An account of a days living by a woman possibly suffering from a undiagnosed hormonal disorder

As I walk up the tiresome stairs 
I climb the sheer eternity
The never ending slope.
The decline of hope. 
I cannot breathe. I cannot function
I wish I had the stamina of a munch-kin

My brain feels fogged
Maybe I have too much cognition logged
Maybe I need more vitamins
I am too weak to even feel scorned. 

I am tired. I am fatigued.
I am feeling that I am dropping
I really feel like my body needs to be eloping .

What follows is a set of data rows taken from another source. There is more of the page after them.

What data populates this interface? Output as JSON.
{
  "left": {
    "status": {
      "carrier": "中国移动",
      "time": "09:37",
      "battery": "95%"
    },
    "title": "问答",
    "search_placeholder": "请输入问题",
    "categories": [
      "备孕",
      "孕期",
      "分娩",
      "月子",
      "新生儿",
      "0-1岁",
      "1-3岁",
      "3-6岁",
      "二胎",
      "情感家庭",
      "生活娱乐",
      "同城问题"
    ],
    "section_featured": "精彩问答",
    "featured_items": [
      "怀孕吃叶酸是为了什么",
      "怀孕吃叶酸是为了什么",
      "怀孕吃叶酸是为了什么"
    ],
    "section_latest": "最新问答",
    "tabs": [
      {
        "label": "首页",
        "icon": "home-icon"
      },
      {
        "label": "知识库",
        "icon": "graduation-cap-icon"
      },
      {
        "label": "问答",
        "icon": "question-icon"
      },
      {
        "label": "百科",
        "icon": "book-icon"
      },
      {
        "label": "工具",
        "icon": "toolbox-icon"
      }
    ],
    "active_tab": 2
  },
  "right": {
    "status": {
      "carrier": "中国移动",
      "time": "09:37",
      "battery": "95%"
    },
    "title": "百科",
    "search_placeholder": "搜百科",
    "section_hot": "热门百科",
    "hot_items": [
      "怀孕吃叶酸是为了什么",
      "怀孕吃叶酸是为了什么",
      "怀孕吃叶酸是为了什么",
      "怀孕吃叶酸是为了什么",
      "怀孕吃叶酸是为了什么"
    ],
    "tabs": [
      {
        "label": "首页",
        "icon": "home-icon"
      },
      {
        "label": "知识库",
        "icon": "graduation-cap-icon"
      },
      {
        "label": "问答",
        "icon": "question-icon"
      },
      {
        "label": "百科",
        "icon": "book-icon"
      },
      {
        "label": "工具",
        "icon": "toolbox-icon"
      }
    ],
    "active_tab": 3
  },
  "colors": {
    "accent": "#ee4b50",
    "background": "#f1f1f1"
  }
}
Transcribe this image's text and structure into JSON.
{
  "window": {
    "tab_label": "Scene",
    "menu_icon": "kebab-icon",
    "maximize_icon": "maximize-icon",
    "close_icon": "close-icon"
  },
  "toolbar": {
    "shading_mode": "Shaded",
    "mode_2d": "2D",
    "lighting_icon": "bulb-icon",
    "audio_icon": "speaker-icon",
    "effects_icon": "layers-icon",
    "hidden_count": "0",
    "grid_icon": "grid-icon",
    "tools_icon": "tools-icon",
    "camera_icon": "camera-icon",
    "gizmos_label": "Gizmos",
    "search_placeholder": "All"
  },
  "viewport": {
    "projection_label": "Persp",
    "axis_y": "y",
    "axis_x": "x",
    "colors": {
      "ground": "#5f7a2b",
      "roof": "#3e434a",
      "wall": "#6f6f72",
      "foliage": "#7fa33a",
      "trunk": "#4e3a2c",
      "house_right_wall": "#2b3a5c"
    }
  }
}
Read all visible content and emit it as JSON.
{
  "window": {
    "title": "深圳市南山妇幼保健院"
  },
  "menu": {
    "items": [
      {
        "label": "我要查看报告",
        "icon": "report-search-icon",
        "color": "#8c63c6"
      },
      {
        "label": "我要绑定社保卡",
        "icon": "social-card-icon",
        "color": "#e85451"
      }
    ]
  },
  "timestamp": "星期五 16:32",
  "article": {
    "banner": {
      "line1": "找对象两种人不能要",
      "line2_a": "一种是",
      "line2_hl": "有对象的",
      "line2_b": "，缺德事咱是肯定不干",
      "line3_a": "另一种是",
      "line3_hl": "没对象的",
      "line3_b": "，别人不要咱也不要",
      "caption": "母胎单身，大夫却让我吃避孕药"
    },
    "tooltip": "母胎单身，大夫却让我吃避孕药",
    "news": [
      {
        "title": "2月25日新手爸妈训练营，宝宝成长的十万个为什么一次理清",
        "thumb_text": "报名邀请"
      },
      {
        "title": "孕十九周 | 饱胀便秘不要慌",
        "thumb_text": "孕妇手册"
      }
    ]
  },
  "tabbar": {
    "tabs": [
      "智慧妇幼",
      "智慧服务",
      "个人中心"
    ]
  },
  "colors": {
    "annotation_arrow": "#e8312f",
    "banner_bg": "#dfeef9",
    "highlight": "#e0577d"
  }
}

My once lovely locks and hair are shedding 
My mane of former glory needs readdressing 
My inflamed complexion is being tested
Why am I just not being allowed to be rested 

Lotions and potions.Toning solutions.
They don't seem to undo the damage
My face is a messed up carnage
The acne. The scars.
The hair growth.
I feel like I am from planet Mars

The dial on the scales make me cry 
I have done all I can and have tried and tried. 
I cut out the gluten.I passed over fruit.
I killed my appetite .I tried with all my might 

The dial does not budge
The flab on me refuses to do much
I feel so unattractive
I feel so low
Am I destined to feel sad 
Am supposed to look so bad. 

Why does this mysterious illness
Kill my flow?

Why am I summoned to a life of this blow?